Una leggera brezza li accarezzò e i rossi capelli di lei volarono col vento e rilasciarono il profumo che lui non riusciva a dimenticare. Quel momento sembrò durare un’eternità e nel momento in cui scivolarono via dalla tenera stretta il respiro dell’uomo si fece sempre più affannoso e nel viso nacque un’espressione malinconica simile a quella di un bambino che deve allontanarsi dalla mamma. La bocca di Anna si inarcò lievemente e si formò il sorriso più soave che Natalino avesse mai ricevuto.

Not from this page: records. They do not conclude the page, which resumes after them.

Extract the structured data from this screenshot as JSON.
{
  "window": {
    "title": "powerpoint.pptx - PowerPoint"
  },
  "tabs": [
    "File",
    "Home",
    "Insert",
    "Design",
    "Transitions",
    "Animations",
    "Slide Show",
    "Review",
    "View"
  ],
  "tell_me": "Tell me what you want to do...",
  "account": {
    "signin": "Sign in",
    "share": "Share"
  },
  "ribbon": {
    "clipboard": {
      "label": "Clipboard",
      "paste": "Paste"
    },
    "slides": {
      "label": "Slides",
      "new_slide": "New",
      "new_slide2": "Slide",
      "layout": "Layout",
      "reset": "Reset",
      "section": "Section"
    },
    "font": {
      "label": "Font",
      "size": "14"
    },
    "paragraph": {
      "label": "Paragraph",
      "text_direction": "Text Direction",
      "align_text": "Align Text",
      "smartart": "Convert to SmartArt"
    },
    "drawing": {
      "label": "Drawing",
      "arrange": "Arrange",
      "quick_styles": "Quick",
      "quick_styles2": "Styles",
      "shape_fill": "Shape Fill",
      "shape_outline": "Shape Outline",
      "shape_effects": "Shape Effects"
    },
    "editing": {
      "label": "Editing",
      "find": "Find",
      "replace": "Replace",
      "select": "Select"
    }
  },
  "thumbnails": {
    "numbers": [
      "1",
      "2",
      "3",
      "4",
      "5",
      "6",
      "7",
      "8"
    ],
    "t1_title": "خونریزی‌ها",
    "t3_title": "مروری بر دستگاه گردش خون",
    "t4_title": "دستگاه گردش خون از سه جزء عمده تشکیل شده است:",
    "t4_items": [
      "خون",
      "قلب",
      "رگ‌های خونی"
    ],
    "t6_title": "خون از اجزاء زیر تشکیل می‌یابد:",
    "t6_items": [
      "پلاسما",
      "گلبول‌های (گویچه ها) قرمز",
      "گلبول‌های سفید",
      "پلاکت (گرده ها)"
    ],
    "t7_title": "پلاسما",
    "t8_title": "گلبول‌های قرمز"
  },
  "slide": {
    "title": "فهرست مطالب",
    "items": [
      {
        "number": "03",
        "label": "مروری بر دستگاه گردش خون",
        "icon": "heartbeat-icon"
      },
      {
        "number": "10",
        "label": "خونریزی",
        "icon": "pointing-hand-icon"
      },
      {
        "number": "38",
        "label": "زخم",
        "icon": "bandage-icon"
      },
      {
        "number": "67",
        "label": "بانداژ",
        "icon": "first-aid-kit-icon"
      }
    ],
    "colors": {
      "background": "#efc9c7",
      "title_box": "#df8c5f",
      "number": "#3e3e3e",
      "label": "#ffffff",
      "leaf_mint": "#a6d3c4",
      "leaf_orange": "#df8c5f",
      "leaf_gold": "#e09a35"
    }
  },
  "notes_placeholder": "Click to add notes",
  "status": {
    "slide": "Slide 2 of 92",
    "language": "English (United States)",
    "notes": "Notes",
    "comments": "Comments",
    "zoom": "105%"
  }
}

“Si, sono proprio io” disse lei. “Sono tornata sulla Terra poiché ho una faccenda in sospeso: la tua felicità. Da quando ti ho abbandonato non sei più riuscito a rinascere. Ti sei lasciato andare, hai perso tutta quella vitalità che mi ha conquistata. Sono ritornata da te perché hai bisogno del mio aiuto. Non rimarrò per sempre, ma il tempo che basta per farti capire che devi andare avanti, che devi ricominciare a vivere; non puoi sopravvivere. Non più.
Non devi accontentarti di rimanere in superficie ma devi scavare per cercare il meglio, quel tesoro che ognuno ha dentro e che non può rimanere nascosto per sempre”.
Occhi lucidi e naso rosso furono gli ingredienti della speciale ricetta dell’inaspettato incontro. Natalino ascoltò le parole che l’immagine della donna diceva senza proferirne alcuna e delicatamente la baciò sulle labbra. Un bacio fresco e tenero riempì la solitudine e la malinconia che diventarono tangibili nell’aria.
Anna lentamente si liberò dall’intimo momento e si congedò baciandolo sulla fronte per l’ultima volta.
 
Nel pomeriggio di una domenica d’estate, Natalino Maris si svegliò improvvisamente nel suo cantiere e senza neanche accorgersene sorrise e chiamò immediatamente il fratello.
“Pronto?”
“Giuseppe, preparati andiamo a pescare!”
“Lino, è tutto ok?”
“Si, ho deciso di girare pagina e iniziare a vivere di nuovo”
 
Riattaccò il telefono e vicino al cartello che indicava ‘CHIUSO’ affisse un piccolo biglietto con su scritto: ‘Laughter is the best medicine’.